To the NISCE Community:
By nearly every metric, INSPIRE 2014 was a success. Nearly 300 passionate and committed educators – teachers, administrators, parents, and mentors – from across the country and around the world – gathered with the unifying mission to teach, learn and collaborate on ways in which we can all put our students at the center of our educational environments.
I want to acknowledge our wonderful and thoughtful group of speakers for their generosity in sharing best practices in a highly diverse conference program, that explored leadership, gender issues, behavioral challenges, emotional development, business-education partnerships, technology, and student-centered education models that work. We were graced by dynamic leaders in education and child development like Will Richardson, Diana Laufenberg, Amy Carrier, Monica Martinez, and many more.
Anecdotal feedback from the conference has been very positive. Despite challenging weather and travel conditions, attendees said INSPIRE 2014 exceeded their expectations, and provided NISCE with many topics we commit to explore for the next conference program.
Surely one of those topics will be today’s expanding emphasis on a new wave of standardized testing. As conference leaders, we were struck by the increasing pressure being felt by educators who are looking for ways to measure their students’ growth without sacrificing the curiosity and interests of their students. These are the real issues going forward, and cut to the core of NISCE’s mission. We must always do what’s right for children.

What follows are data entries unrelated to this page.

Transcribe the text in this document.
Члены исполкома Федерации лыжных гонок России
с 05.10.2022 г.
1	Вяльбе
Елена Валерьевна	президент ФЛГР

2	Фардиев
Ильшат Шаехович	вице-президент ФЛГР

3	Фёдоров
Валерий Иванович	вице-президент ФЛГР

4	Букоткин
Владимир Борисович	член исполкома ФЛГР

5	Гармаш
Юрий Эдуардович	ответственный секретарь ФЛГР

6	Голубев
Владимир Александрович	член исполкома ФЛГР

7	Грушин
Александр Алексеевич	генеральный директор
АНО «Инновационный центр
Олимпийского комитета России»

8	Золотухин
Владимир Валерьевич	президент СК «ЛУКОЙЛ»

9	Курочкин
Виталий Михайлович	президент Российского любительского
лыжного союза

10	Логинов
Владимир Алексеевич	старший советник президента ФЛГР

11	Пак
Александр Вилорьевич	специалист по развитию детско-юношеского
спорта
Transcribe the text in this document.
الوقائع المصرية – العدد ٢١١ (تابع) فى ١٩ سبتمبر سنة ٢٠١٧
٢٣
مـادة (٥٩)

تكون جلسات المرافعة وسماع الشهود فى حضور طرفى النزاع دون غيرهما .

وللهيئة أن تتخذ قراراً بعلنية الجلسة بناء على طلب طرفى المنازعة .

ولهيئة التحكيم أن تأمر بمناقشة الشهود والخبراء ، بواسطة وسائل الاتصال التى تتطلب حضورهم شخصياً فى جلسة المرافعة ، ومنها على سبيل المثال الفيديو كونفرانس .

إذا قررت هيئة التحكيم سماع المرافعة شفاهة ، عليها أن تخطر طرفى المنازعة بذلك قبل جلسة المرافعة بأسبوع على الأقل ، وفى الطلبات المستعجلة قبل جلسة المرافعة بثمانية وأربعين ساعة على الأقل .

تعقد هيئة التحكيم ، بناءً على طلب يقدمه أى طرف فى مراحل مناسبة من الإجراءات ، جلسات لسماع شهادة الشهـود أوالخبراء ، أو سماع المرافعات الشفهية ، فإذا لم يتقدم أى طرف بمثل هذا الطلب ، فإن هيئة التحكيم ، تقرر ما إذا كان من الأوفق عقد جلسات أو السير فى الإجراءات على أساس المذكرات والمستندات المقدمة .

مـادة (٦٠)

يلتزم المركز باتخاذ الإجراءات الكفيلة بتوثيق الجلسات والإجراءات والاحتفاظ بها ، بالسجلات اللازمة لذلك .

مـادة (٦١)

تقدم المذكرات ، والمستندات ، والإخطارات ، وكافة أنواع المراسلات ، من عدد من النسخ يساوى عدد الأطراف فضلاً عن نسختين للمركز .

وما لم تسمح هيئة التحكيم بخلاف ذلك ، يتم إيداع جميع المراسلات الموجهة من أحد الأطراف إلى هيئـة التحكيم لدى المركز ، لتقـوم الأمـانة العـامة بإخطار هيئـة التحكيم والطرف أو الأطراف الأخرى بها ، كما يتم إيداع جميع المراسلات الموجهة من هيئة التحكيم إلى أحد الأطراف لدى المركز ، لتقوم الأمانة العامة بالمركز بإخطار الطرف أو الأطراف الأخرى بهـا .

Assessment and achievement metrics have always been on NISCE’s agenda. As a result of the groundswell we heard at INSPIRE 2014, NISCE will dedicate more energy in the coming months to exploring ways in which we can use our collective voices to influence change. We will work to promote our belief that students must always be engaged and inspired to learn, and that assessments must be flexible enough to measure achievement on many different levels. We may reach out to other like-minded organizations – some grassroots, others more formal — as we develop our strategies and messages around standardized testing.
In addition, NISCE has agreed to review Monica Martinez’s planning guide for schools preparing to focus on student-centered learning. The planning guide is a companion to Martinez’s Deeper Learning: A Blueprint for Schools in the Twenty-First Century: How Great Public Schools Inspire Critical Thinking, Creativity, and Collaboration. A guest at INSPIRE 2014, Martinez has spent more than 20 years directing and researching major education innovation and reform initiatives, and is commissioner of the White House Initiative on Educational Excellence for Hispanics.
These conversations and connections are the real value of hosting a conference like INSPIRE 2014 that brings together leaders and teachers who are committed to the core elements of student-centered education.
Thanks to all who participated in INSPIRE 2014 conference, and to all those who support NISCE.